First, one is never purely objective in statistical analyses.  For example, the decision to assume the central limit theorem holds is essentially a subjective one based on your beliefs that the sample size is large enough; your decision to call certain points outliers is subjective; and, your decision to use one-tailed or two-tailed hypothesis tests is subjective.   That said, the prior beliefs are explicit in a Bayesian analysis: they're in the prior distribution.  If you make a prior distribution that is reasonable for the data, based on scientific grounds, your inferences actually can be better than if you didn't use a Bayesian analysis.  So, the Bayesian would say that the prior distribution does not "taint" the analysis; rather, it improves it.

One thing that is usually done in Bayesian analyses is to check how sensitive the results are to the prior beliefs.  If there are competing prior ditributions that are all plausible, one can perform the analyses with each of them.  When the results are very sensitive to the prior beliefs, this is reported honestly.

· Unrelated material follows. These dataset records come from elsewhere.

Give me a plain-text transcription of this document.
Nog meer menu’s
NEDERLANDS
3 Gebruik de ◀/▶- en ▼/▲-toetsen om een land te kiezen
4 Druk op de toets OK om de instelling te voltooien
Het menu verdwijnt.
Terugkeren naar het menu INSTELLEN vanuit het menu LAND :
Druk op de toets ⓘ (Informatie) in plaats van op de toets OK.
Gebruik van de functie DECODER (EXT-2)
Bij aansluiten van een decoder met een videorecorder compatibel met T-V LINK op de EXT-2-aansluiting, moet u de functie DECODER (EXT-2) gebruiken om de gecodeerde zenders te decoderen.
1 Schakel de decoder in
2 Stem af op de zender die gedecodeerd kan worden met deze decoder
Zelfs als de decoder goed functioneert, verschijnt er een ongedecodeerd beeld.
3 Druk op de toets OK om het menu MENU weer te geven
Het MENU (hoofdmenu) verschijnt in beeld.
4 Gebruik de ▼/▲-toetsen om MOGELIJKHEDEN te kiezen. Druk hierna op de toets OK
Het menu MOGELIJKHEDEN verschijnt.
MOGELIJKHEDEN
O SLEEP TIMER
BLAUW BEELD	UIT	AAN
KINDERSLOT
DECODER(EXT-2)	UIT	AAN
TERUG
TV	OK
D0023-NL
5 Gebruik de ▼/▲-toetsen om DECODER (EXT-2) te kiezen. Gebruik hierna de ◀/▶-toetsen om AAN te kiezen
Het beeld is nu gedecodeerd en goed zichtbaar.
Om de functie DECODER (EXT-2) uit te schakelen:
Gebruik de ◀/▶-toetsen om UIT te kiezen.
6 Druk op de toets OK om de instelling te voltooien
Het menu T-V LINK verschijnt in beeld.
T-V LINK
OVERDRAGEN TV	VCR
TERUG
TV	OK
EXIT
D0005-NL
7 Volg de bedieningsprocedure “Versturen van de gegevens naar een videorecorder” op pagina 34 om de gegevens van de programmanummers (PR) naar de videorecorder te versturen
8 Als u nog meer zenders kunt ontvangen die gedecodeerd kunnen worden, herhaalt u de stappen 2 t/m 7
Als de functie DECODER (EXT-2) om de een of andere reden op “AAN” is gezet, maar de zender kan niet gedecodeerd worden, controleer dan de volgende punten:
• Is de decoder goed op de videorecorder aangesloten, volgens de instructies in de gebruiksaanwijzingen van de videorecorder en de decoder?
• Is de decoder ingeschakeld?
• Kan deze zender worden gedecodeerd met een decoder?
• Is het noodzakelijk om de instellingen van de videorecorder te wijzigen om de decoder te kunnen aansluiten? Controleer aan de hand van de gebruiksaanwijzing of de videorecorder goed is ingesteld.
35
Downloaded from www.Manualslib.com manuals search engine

As the sample size gets large, the information from the data dominate the information from the prior beliefs.  The issue is in small samples, when the prior beliefs really can have a big impact on inferences.  Of course, this is exactly when you want to use prior information.  For example, if you get three flips of a coin all as heads, you wouldn't want to say there is a 0% chance of getting tails.  You'd want to incorporate the prior beliefs that the coin has a 50-50 chance of landing tails.

3. Why doesn't everyone use Bayesian statistics, since there's always prior beliefs?

Good question!  Many statisticians in the world would argue that all analyses should be Bayesian.  Others worry that it is impossible to form reasonable prior distributions, so that it is too risky to use Bayesian statistics (see Question 2 above).  When you use a prior distribution that doesn't reflect reality, you could get inferences that also do not reflect reality.